IGNACIO CAMACHO-ABC
- Aún podemos decidir si la herencia colectiva de esta amarga época ha de ser la España de la rabia o la de la idea
España padece superpoblación de jabalíes, informa en ABC una crónica de Isabel Miranda que recoge informes al respecto de diversas asociaciones de caza. Ya durante el confinamiento los vimos campar a sus anchas en las zonas urbanas. Ahora provocan accidentes al cruzarse en las carreteras, merodean granjas y se acercan sin miedo a los basureros de áreas habitadas cuyos vecinos reclaman a las autoridades soluciones al problema de sobreabundancia. No hay modo de frenar su invasión; parece que se han acostumbrado a la presencia humana, o al menos la sobrellevan mejor que la de los lobos, su tradicional enemigo en la cadena alimentaria.
La proliferación de los suidos, que así se llaman, representa una clásica metáfora parlamentaria. Fue Ortega el que la acuñó durante las Cortes constituyentes republicanas. «No podemos venir aquí –dijo—a hacer el jabalí, ni el tenor, ni el payaso». El primer término de la comparación se refería al ruidoso boicot con que interfería los debates un grupo de congresistas exaltados. Hoy no es sólo en el Parlamento donde menudean los energúmenos aficionados a rugir y arremeter contra el adversario; la calle, las redes sociales o los canales de mensajes instantáneos están llenos de radicales que practican no sólo el obstruccionismo argumental sino el linchamiento sistemático de cualquier discrepante de sus argumentos sectarios. Hemos normalizado el combate verbal, la cólera descalificadora, el dicterio airado. Los pobres jabalíes, que sólo buscan comida, no se merecen la equiparación con el salvajismo verbal de los bramidos fanáticos que menudean en nuestro ámbito cotidiano.
Ya no se trata de echar de menos la elocuencia retórica –la de los tenores del filósofo–, sino de reivindicar una mínima cortesía, la buena educación exigible en la política como en cualquier orden de la vida. De erradicar la fobia a la opinión ajena, el trato de antagonista a todo el que se manifieste de acuerdo con ideas distintas. De que el simple respeto no sea una antigualla social, un atavismo, una reliquia. De que las cuestiones de actualidad dejen de constituir un motivo de encono hasta en las conversaciones de familia. De desterrar el insulto y la intolerancia, de restablecer en la esfera institucional y en la privada las pautas esenciales de la convivencia cívica.
Dejó escrito Machado que de cada diez cabezas, nueve embisten y una piensa.
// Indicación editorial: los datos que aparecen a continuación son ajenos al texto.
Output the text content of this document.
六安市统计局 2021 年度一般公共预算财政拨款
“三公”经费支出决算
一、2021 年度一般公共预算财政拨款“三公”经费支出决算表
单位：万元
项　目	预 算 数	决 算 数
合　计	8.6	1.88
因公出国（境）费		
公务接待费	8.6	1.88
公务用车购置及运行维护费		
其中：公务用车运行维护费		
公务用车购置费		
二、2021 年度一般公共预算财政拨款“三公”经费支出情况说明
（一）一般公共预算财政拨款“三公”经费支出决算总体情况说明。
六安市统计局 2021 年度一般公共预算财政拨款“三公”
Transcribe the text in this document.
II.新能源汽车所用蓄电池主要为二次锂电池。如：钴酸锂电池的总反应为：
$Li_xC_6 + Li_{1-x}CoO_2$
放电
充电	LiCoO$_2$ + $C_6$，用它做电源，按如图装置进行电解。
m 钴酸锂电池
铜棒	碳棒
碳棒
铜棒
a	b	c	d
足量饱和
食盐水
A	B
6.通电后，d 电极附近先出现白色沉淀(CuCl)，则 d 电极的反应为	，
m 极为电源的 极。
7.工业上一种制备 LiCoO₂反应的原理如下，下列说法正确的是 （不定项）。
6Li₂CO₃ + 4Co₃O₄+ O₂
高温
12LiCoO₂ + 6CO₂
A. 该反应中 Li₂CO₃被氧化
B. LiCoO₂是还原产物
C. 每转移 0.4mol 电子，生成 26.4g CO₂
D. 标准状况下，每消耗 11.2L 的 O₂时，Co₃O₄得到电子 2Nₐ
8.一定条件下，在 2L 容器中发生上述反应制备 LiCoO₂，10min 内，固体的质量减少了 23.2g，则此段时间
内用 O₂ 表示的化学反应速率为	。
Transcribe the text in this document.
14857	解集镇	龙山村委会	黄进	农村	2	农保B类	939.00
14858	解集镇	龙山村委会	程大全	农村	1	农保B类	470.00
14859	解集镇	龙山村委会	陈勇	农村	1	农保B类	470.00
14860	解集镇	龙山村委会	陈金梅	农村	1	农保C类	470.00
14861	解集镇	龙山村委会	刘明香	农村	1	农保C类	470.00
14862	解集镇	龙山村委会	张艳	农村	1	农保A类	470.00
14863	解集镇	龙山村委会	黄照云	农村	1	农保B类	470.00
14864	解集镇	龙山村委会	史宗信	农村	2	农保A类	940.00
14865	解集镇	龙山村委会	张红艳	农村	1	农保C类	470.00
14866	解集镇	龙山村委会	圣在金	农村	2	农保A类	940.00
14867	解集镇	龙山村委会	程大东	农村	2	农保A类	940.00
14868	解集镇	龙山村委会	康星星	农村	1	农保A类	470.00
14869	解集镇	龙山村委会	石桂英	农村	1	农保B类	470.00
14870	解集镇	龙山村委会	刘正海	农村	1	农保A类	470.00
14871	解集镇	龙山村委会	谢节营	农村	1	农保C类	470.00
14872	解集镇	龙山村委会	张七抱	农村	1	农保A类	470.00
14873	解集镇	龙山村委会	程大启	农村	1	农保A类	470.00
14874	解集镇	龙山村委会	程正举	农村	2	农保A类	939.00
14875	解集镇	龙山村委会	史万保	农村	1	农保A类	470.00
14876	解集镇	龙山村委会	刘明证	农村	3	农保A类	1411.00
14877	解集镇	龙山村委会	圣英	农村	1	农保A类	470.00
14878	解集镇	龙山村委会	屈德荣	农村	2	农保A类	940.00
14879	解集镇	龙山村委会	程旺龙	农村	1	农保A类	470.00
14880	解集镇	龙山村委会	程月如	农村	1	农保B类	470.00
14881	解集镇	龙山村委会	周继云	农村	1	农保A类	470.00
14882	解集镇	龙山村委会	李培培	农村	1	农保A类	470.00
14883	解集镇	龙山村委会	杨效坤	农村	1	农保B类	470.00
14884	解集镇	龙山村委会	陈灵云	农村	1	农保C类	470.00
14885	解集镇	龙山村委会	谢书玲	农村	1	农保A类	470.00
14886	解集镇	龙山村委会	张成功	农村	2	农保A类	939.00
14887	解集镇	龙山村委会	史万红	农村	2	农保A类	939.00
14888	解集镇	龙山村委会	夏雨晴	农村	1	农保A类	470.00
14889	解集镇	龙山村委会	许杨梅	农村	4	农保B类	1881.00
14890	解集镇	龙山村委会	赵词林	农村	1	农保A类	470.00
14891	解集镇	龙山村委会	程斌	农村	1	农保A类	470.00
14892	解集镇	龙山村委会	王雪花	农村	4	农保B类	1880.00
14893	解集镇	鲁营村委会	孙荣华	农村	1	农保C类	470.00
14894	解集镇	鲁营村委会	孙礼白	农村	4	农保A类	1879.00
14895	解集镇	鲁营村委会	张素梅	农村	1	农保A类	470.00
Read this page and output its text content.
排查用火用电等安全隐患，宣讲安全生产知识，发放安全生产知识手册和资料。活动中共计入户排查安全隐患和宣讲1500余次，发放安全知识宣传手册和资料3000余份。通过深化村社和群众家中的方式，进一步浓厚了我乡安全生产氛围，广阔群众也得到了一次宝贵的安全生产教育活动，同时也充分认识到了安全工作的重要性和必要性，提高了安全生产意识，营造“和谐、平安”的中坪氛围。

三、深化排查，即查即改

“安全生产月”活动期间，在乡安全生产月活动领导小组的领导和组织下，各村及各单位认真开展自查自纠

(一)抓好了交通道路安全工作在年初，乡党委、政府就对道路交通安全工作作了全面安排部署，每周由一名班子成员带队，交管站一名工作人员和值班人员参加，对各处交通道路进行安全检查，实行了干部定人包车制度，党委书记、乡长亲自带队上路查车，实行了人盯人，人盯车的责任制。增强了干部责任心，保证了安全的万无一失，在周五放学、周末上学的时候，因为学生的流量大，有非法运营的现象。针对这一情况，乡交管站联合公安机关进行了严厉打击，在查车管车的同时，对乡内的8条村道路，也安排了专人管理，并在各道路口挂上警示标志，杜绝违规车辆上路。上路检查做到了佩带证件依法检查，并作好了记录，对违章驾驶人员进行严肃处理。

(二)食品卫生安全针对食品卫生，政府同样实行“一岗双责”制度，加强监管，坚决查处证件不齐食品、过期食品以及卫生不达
Esa crispación general es el gran triunfo de los jabalíes, de los polarizadores profesionales que siembran la cizaña de la intransigencia para incendiar con ella la atmósfera pública en un conflicto de trincheras dialécticas. Es muy difícil volver de esa guerra sin heridas que durante mucho tiempo supuren encono y aspereza. Y en algún momento hemos de decidir, mientras podamos, si la herencia colectiva de esta amarga época ha de ser –otra vez el poeta—la España de la rabia o la de la idea.